I don’t know, but was I looking for that geometric image? A solid design idea? A defined end point? What I’m realizing over the course of the week is that the answer(s) are not going to come from my writing. I’m not going to get an “a-ha!” product. Not by writing. Not in a straight line.
For me, the art has to be something that arrises, that unfolds. I can’t make it happen. Or FIND it with words. Instead, I somehow I have to trust this crazy, unpredictable, unknowable, constantly unfolding process. A more feminine route, perhaps?
This whole masculine/feminine contrast reminds me of this experience I had a number of years ago. I had been living in Northampton, in the western part of Massachusetts. It’s an artsy, dynamic town. Lots of projects happening all the time – and people shared everything: their process was as important or more important than the product. There were some wild, experimental performance and visual art to be seen. Finished was not the criteria. The topic of conversation in Northampton was: “What are you working on now?”
And then I moved to Boston. By contrast, the topic of conversation there was, “What have you done?” What do you have to show for yourself? Was it in a museum? That’s what mattered. As for what you’re working on: who cared.

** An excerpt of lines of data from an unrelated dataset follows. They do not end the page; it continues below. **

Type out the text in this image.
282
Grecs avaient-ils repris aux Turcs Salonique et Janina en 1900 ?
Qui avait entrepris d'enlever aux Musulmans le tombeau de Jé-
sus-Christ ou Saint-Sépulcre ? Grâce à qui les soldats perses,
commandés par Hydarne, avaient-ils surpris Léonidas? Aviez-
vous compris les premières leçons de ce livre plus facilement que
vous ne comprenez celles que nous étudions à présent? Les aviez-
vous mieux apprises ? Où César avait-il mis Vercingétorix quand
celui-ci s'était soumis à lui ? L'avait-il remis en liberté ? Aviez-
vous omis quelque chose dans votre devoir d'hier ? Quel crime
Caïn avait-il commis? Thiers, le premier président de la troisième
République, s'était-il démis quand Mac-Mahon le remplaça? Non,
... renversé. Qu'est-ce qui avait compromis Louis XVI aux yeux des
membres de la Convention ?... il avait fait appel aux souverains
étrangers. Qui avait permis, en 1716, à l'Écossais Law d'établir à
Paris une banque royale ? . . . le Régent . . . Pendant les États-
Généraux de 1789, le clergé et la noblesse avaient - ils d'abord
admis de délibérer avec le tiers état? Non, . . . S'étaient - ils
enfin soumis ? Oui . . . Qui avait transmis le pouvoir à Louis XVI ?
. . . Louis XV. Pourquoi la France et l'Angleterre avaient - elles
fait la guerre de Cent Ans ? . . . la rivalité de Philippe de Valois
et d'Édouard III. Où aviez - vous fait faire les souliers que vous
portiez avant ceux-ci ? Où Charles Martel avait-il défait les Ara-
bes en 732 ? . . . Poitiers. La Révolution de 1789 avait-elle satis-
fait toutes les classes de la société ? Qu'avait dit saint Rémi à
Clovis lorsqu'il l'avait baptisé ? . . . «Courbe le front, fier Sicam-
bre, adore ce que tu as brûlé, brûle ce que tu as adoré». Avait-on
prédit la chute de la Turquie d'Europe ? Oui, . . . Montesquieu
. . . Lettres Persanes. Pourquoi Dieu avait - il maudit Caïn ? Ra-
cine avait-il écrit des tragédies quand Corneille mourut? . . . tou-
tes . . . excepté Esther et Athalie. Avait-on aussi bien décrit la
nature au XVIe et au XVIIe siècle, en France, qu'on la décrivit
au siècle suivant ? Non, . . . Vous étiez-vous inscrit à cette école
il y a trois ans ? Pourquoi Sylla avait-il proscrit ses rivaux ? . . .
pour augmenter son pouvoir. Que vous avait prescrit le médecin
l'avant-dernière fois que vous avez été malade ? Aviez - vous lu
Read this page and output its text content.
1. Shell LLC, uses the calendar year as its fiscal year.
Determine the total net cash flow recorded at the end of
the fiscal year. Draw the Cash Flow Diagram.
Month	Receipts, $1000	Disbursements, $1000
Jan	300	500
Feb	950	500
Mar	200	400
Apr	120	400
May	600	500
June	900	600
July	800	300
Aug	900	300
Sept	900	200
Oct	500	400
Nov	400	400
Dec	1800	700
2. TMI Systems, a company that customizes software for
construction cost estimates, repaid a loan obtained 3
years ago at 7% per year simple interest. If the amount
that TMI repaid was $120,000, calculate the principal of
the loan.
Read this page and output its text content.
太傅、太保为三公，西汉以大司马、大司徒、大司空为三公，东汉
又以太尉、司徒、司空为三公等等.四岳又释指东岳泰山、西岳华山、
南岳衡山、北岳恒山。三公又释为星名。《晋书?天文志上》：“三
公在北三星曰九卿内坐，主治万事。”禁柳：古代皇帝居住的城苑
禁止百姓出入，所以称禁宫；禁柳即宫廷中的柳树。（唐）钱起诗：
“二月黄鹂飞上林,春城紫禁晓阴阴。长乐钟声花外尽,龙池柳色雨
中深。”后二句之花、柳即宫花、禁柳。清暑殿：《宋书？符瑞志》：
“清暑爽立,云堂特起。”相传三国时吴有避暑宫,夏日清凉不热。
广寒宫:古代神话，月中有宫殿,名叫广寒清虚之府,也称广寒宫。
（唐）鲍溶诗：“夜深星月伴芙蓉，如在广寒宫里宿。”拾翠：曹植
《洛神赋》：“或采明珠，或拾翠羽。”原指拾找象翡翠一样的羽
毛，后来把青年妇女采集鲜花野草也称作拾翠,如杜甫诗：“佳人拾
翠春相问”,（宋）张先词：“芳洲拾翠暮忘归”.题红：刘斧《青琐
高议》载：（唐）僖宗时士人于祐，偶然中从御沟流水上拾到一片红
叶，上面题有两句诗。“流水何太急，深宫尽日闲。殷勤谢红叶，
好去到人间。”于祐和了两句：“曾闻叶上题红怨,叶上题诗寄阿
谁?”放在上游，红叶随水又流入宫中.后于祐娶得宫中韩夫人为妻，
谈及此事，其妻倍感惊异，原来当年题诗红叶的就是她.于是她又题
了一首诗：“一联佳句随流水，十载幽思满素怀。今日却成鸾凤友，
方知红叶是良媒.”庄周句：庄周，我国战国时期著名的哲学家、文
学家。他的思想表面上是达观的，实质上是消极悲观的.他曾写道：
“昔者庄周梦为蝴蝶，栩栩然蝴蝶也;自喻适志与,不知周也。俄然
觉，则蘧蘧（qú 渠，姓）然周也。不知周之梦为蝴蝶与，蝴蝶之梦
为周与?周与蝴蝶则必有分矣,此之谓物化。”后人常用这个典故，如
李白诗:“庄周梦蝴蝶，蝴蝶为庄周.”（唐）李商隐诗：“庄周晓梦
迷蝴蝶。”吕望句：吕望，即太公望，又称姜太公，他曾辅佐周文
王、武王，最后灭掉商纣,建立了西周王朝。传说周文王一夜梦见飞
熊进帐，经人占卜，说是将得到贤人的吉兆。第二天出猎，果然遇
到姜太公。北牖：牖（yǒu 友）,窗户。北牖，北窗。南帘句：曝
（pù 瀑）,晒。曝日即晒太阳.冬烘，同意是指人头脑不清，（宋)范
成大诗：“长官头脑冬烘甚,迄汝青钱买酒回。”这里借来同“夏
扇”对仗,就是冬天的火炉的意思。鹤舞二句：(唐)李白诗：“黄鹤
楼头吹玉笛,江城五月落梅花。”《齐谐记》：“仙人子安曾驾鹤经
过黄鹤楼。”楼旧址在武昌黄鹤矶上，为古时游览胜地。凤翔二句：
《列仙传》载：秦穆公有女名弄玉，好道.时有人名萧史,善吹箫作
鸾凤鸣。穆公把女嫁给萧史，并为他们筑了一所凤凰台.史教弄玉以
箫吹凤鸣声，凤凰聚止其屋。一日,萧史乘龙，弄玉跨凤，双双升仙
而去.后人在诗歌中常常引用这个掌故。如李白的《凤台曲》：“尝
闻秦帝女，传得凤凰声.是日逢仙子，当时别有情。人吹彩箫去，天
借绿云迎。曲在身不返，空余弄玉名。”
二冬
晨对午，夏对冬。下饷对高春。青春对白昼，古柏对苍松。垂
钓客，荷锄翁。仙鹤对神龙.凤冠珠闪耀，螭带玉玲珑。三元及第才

Now, just to be fair, I kind of welcomed Boston at the time. Process can go on and on and on. It was fun to be reaching for that end product. That something to say, “I did that”.
So yes, I appreciate both. I LOVED all that rough, wild, over-the-top art that was so extraordinary, regardless of whether it was “known” elsewhere. And I also love the idea of finishing something and putting it out there. The more feminine process part, the more masculine product part: both valuable.
I just say, thank goodness, I had the opportunity to experience that appreciation of process. In a world that is more like Boston than Northampton, in my mind, it’s important to appreciate that – well, that uncharted territory where it all comes into being.